La période coloniale de la vice-royauté est marquée, comme au Pérou, par une activité littéraire non négligeable, où se distinguent quelques très grands noms. En 1539, le premier livre est édité au Mexique, où une imprimerie a été installée quelques années plus tôt, tandis que l'Université y est fondée en 1551. Les premiers écrivains notables sont des chroniqueurs (J. Suárez de Peralta, Alvarado Tozozomoc, F. de Alba Ixtlilxochitl). La poésie a ses représentants dès la fin du XVIe siècle (A. de Saavedra Guzmán). Dans le même temps, la vie théâtrale est active, qu'il s'agisse de théâtre religieux ou récréatif. On conserve divers autos sacramentels et les mœurs coloniales sont peintes dans les pièces de F. González de Eslava (1534-1601). Si ce dernier est né en Espagne, l'un des grands dramaturges du Siècle d'or espagnol, J. Ruiz de Alarcón, est originaire de Mexico. Le premier « phare » de la littérature mexicaine est sœur Juana Inés de la Cruz, avec une œuvre à la fois sensuelle et mystique. La prose de ce temps ne se distingue guère de celle de la Péninsule, sauf celle de C. Sigüenza y Góngora, polygraphe de talent.

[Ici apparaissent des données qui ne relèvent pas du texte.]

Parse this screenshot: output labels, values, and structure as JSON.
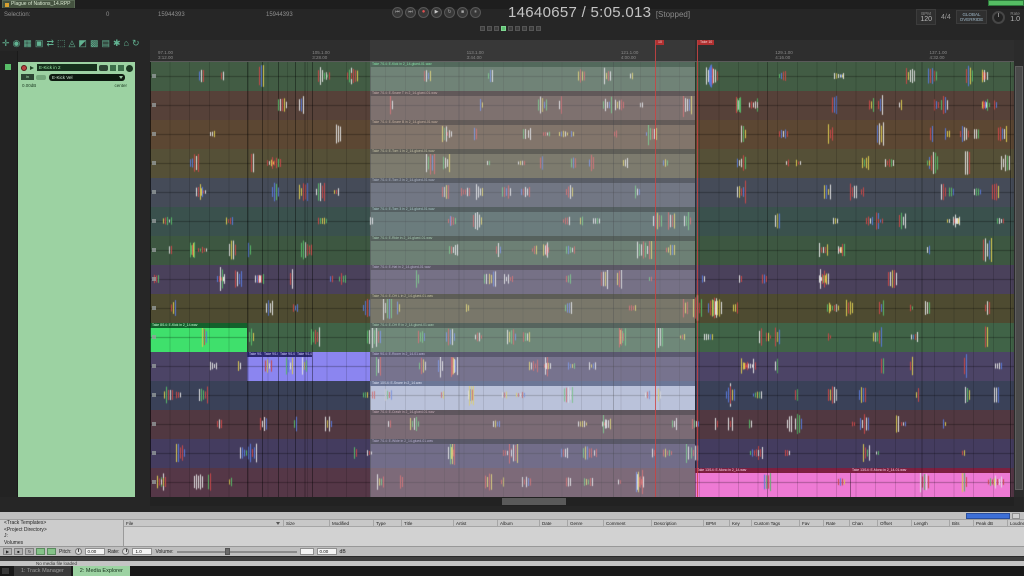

Émergence d'une littérature nationale

Le XVIIIe siècle n'est représenté que par des poètes ou écrivains qui suivent les modèles espagnols (Manuel de Navarrete). Il faut attendre la publication d'El periquillo sarniento (1816) de J. J. Fernández de Lizardi pour trouver une œuvre spécifiquement mexicaine. Lizardi est d'ailleurs considéré comme le père du roman en Amérique latine, où la fiction en prose ne prendra son essor qu'après la proclamation de l'indépendance (1821). C'est à partir de cet événement que se forge une véritable littérature nationale. La poésie, encore néoclassique, est illustrée par A. M. de Ochoa y Acuña et, surtout, par A. Quintana Roo et F. M. Sánchez de Tagle. Mais c'est le dramaturge M. E. Gorostiza qui est, avec Lizardi, le grand nom de cette période. Le romantisme pénètre tard au Mexique et n'y produit pas de poètes comparables à ceux d'autres pays. On peut néanmoins citer I. M. Altamirano, I. Rodríguez Galván (1816-1842), M. Acuña ou M. M. Flores. Le roman romantique mexicain est marqué par l'étude de mœurs ou par l'histoire, cette dernière en général axée sur le passé récent. Le genre est lancé par Manuel Payno (1810-1894), que suivent, pour le roman de mœurs, F. Orozco Berra (1822-1851) ou J. Díaz Covarrubias (1837-1859). La tendance sociale est représentée par le catholique F. M. del Castillo (1828-1863) ou encore par J. Rivera Río. Le plus important est Altamirano, qui écrit d'excellentes nouvelles et de bons romans. Le roman historique est cultivé par J. A. Mateos, Justo Sierra O'Reilly, Vicente Riva Palacio (1832-1896). Il en va de même pour quantité de dramaturges, quelque peu oubliés de nos jours, mais qui témoignent de la vivacité du théâtre romantique au Mexique (J. Peón y Contreras, J. J. Gamboa).